The majority of their time is spent crafting communication for the public that revolves around the strengths of their company. A PR professional will craft press releases for the media, talking points for the public faces of the company to utilize at speaking events, and will work to build relationships with the media as a whole and with industry influencers. They are always pursuing positive engagement with the press and media.
A PR person will be able to measure their success by the nature of social media engagement from both the target audience of the brand as well as influencers and other industry professionals. If the press treats the brand well, and if events include awards and speeches from company figures that are well-received, a PR person will know they did their job well.
Marketers are interested in highlighting the products and services that their company offers. They rely on advertising and market research to ensure that they are effectively promoting what their organization has to offer, which in turn generates leads.

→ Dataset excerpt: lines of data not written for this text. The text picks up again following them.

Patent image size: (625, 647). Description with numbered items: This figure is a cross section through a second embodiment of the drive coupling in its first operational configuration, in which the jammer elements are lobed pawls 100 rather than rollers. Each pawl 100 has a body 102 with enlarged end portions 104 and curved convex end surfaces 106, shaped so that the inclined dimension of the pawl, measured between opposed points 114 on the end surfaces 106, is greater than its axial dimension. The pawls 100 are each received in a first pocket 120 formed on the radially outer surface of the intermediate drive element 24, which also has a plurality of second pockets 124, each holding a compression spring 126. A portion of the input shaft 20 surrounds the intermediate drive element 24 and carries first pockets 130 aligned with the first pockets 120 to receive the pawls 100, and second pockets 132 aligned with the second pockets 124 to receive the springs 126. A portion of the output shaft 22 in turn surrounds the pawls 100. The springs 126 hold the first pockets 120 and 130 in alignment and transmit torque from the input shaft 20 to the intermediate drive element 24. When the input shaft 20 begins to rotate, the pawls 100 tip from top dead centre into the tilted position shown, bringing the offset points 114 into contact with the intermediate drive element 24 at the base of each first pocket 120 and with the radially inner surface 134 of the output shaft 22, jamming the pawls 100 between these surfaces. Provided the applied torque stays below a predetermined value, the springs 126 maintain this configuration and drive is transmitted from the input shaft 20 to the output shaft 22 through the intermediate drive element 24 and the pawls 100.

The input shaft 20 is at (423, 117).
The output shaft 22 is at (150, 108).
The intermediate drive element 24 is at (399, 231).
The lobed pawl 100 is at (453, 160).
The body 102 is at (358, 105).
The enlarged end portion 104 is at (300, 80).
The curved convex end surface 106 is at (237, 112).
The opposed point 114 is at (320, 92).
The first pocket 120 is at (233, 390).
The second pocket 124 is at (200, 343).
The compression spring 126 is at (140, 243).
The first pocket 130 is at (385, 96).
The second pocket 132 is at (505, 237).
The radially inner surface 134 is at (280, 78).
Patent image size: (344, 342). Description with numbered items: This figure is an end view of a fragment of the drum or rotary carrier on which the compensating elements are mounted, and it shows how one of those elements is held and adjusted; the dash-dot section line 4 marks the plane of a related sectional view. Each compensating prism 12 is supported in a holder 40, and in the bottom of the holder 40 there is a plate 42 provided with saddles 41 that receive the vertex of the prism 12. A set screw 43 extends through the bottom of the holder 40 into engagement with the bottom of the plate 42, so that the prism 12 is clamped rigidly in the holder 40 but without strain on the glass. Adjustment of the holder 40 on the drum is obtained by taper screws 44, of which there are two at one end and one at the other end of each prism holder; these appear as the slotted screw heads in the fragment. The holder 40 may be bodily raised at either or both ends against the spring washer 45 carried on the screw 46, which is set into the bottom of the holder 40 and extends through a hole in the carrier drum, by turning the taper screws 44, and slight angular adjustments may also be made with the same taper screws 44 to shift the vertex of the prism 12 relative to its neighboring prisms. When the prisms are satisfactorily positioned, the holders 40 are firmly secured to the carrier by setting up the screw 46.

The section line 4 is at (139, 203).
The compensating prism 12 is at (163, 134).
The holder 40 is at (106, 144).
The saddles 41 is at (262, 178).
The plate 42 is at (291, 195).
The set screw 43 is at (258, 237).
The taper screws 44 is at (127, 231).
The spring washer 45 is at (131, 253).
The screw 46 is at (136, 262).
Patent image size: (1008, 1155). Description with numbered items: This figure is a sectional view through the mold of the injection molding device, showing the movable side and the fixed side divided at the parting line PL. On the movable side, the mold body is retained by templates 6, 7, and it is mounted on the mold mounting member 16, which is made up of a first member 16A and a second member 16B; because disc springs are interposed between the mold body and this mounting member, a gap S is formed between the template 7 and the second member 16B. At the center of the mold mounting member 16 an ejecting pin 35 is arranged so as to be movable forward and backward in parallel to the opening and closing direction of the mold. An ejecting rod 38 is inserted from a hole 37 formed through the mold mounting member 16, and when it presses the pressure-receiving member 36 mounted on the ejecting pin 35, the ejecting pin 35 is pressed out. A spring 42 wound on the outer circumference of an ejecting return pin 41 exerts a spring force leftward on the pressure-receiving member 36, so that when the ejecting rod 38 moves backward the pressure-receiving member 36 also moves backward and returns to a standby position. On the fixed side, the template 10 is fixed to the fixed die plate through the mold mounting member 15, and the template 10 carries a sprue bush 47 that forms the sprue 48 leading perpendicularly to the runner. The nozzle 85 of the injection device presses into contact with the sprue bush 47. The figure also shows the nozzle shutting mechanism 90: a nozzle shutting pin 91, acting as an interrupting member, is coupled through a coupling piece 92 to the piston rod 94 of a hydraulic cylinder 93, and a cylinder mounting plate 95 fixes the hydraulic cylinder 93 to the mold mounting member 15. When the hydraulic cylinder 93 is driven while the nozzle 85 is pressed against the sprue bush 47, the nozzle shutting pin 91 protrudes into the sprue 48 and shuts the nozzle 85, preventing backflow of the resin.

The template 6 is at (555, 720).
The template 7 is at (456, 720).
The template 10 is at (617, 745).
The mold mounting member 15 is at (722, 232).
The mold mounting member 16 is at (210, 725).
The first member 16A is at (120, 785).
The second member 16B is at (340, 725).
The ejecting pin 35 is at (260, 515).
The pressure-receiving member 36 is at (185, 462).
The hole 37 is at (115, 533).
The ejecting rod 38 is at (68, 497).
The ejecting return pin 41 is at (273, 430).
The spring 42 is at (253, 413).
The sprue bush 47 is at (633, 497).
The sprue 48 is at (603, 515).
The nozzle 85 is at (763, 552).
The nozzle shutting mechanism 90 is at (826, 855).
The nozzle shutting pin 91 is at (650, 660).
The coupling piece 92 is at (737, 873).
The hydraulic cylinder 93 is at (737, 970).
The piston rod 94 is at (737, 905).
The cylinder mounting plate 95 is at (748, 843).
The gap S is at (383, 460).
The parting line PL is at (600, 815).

In relation to the most important aspects of a marketing department’s direction the business experts at Arizona State University note, “Having a solid foundation in business principles and the ability to work well with others, multi-task, solve problems and effectively communicate can come together to help make an effective marketing director.”
Marketers create the advertising campaigns that ultimately sell products. They purchase the advertisements a company relies upon for conversions, and they write the material that is distributed to support products, like newsletters and online landing pages.

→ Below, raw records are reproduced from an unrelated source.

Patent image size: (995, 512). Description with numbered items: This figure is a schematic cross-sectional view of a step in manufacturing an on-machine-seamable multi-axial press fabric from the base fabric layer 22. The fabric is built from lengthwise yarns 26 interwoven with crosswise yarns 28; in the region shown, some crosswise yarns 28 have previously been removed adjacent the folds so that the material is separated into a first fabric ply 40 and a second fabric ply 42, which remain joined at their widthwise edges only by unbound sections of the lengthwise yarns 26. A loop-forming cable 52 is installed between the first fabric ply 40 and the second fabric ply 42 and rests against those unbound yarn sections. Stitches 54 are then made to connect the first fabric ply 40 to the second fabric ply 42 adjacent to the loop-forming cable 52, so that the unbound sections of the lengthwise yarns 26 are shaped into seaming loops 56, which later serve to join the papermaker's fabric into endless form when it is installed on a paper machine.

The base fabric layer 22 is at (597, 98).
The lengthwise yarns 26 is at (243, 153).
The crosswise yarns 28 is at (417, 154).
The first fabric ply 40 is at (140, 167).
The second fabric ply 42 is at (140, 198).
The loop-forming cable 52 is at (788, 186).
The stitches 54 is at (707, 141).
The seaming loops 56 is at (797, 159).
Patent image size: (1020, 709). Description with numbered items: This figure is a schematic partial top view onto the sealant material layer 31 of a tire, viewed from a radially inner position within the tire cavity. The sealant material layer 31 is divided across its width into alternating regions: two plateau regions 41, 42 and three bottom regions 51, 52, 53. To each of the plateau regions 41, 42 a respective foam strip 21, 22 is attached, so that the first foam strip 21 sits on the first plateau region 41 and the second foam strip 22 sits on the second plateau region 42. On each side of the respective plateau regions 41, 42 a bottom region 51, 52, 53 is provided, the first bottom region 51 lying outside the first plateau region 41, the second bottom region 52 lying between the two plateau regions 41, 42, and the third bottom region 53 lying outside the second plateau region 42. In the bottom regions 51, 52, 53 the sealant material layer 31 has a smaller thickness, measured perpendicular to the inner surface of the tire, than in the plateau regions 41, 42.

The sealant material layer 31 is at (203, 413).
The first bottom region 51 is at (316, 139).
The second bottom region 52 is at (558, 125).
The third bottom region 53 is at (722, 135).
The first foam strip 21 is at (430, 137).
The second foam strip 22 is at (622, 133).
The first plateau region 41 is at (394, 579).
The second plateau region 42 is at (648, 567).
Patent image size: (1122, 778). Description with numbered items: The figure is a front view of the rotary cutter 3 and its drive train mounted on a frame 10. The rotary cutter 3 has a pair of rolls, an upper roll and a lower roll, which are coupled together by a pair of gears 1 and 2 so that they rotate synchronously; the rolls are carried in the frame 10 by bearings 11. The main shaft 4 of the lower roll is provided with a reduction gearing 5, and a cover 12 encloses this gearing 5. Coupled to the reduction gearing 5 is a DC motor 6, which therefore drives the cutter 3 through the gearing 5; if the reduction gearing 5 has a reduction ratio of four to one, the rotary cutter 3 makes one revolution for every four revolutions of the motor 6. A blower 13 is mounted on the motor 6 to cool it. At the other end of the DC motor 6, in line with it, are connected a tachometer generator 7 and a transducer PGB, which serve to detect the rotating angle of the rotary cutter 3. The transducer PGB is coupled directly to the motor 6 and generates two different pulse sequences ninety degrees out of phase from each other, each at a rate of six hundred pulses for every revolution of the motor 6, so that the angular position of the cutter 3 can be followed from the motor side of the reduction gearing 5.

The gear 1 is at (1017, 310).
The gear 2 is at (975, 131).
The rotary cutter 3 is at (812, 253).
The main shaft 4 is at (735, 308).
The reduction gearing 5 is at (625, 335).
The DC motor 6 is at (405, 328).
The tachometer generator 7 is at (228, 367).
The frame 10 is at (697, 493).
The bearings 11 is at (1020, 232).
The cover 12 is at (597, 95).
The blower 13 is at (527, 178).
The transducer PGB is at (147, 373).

A marketer knows they were successful at their job if sales goals are met or are exceeded. They analyze the profitability ratios in financial statements to compare what they spent promoting a profit compared to the revenue that product generates. And they will also look at how well-received their efforts were on social media platforms and by other industry leaders and influencers.
The aforementioned analysis will, hopefully, clear up any confusion about how the two departments operate differently. However, it should also clarify why they become muddled. Marketers and PR professionals will often use the same channels, with similar content, to achieve their goals.

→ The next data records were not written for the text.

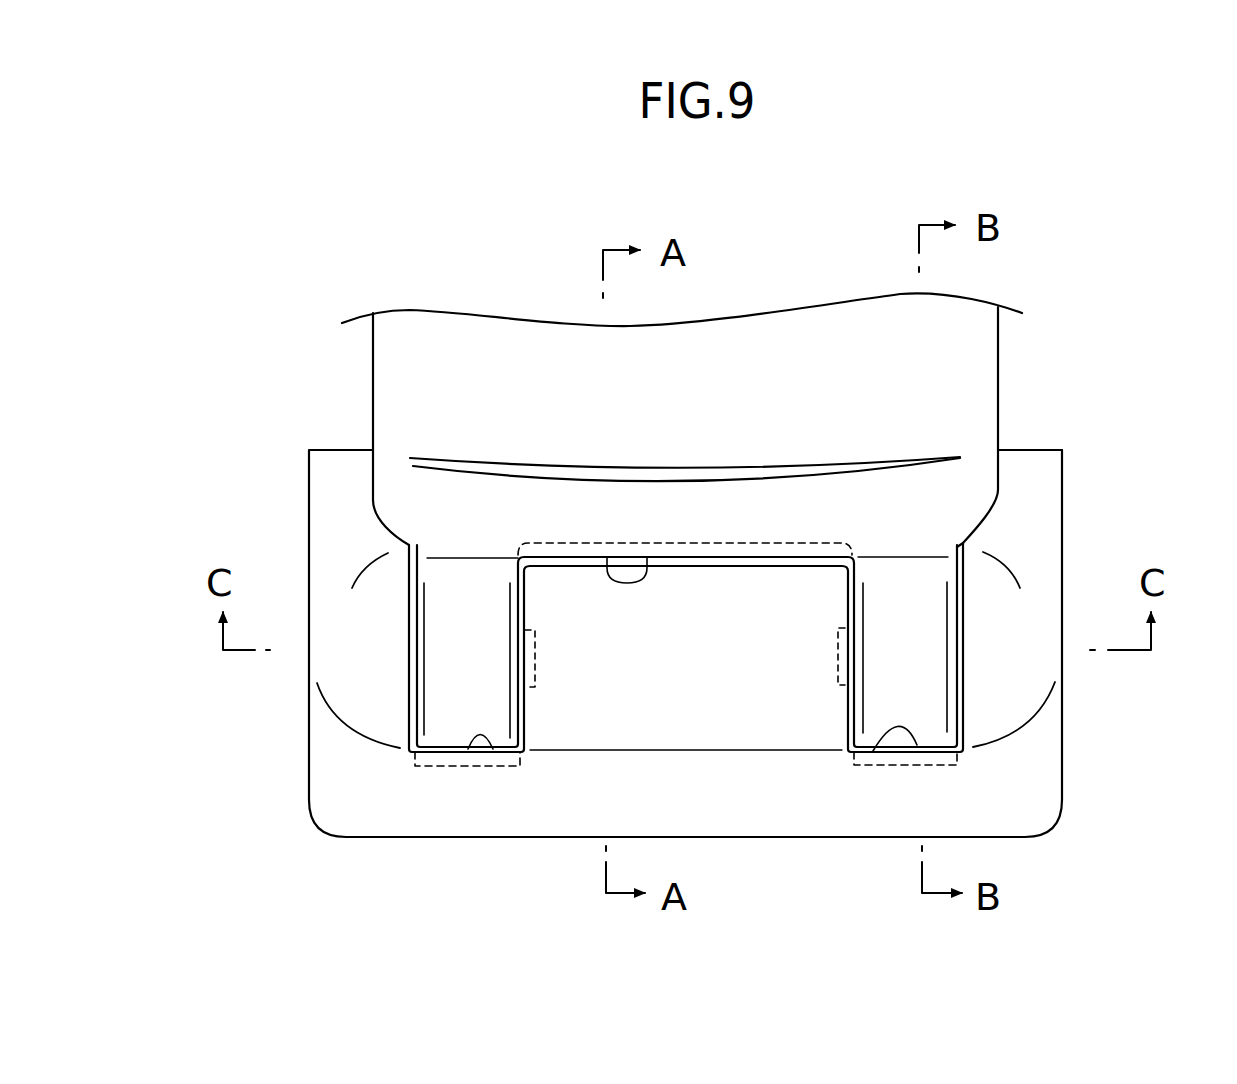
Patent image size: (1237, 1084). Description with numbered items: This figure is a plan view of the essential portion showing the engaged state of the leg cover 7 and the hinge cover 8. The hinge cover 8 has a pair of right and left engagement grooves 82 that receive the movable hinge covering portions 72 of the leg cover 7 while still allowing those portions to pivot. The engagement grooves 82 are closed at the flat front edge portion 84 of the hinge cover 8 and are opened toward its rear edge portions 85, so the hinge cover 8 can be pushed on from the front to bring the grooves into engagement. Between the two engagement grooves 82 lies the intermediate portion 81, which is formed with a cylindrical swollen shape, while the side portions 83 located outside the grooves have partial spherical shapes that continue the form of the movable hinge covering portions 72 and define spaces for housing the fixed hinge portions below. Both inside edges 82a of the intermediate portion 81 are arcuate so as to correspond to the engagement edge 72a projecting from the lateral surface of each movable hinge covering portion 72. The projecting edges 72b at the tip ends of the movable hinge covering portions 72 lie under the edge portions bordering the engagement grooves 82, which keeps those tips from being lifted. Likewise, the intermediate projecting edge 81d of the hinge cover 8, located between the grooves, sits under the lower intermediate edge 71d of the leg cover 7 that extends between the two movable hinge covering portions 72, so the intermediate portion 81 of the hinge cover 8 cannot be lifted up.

The leg cover 7 is at (1012, 349).
The hinge cover 8 is at (1094, 777).
The rear edge portion 85 is at (1030, 449).
The intermediate portion 81 is at (762, 710).
The engagement groove 82 is at (495, 751).
The inside edge 82a is at (514, 654).
The intermediate projecting edge 81d is at (765, 541).
The intermediate edge 71d is at (607, 557).
The movable hinge covering portion 72 is at (457, 613).
The engagement edge 72a is at (536, 642).
The projecting edge 72b is at (462, 768).
The side portion 83 is at (372, 712).
The front edge portion 84 is at (378, 838).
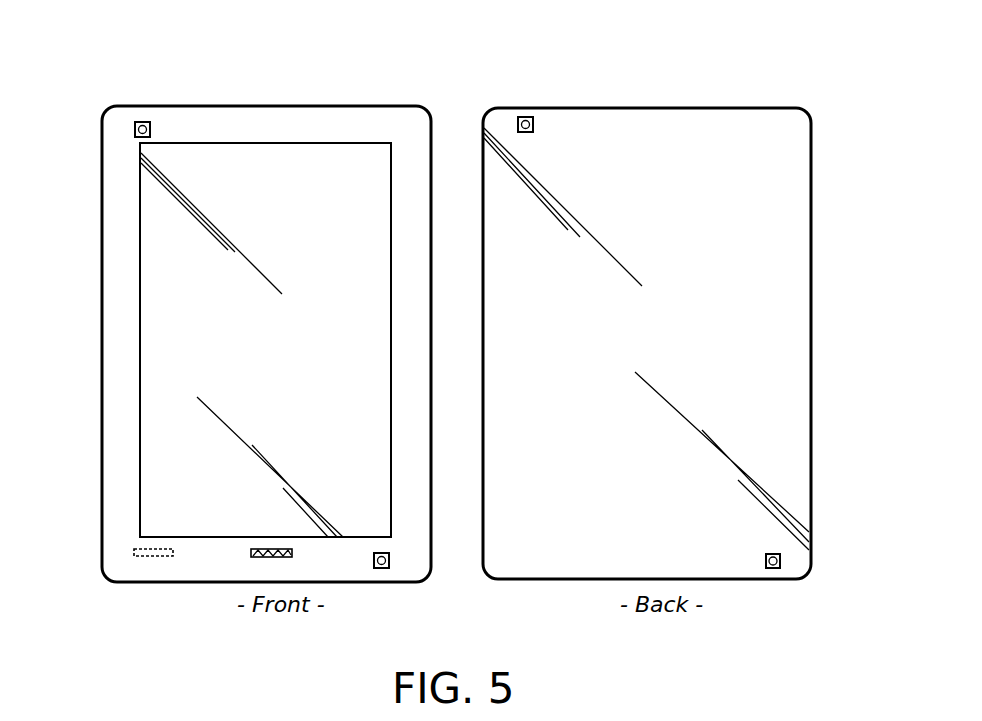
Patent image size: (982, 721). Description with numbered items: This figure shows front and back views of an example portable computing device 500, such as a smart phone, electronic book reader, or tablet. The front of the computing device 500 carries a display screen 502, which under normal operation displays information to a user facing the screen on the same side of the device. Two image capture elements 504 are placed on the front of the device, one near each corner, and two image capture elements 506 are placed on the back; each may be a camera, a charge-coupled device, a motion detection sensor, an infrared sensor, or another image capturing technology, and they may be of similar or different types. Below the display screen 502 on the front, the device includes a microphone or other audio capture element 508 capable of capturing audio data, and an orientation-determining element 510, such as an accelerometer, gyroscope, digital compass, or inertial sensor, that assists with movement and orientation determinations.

A marketer will demonstrate why the target audience needs what the company offers. A PR person will create the brand trust and awareness that will communicate to customers why they should pick your organization to have the need met. Thus, a strategic approach to PR is one of the best ways to secure lead generation.
When Merging The Departments Makes Sense
You need both, because they target different, important, goals that a company must do well to do well in an ultimate, bottom line sense. However, there is a trend to mesh the two fields into one, wherein a department has all of the aforementioned in the crosshairs.
The public relations experts at George Washington University point out that organizations are increasingly joining the two efforts for both financial and cultural reasons.
They write, “By merging PR and marketing, many organizations are hoping to apply a common system of metrics to the two and, as a result, align PR more closely with revenue generation.” Additionally, “Greater attention to analytics spurs a culture of collaboration, further enhancing the use of marketing and PR data as part of a virtuous cycle.”
What this means is professionals often don’t see clear-cut differences between PR and marketing, because there are driving forces both in terms of the numbers and cultural climate within industries to create a cohesive PR and marketing effort where the lines are indistinct. You cannot do one well, without also doing the other well.
Ultimately, merging these two departments can be strategic as long as your organization is able to accomplish all of the things that the two, distinct departments were responsible for. You have to see how each entity contributes to the whole so that if you merge them you do so without fear that something will slip through the cracks.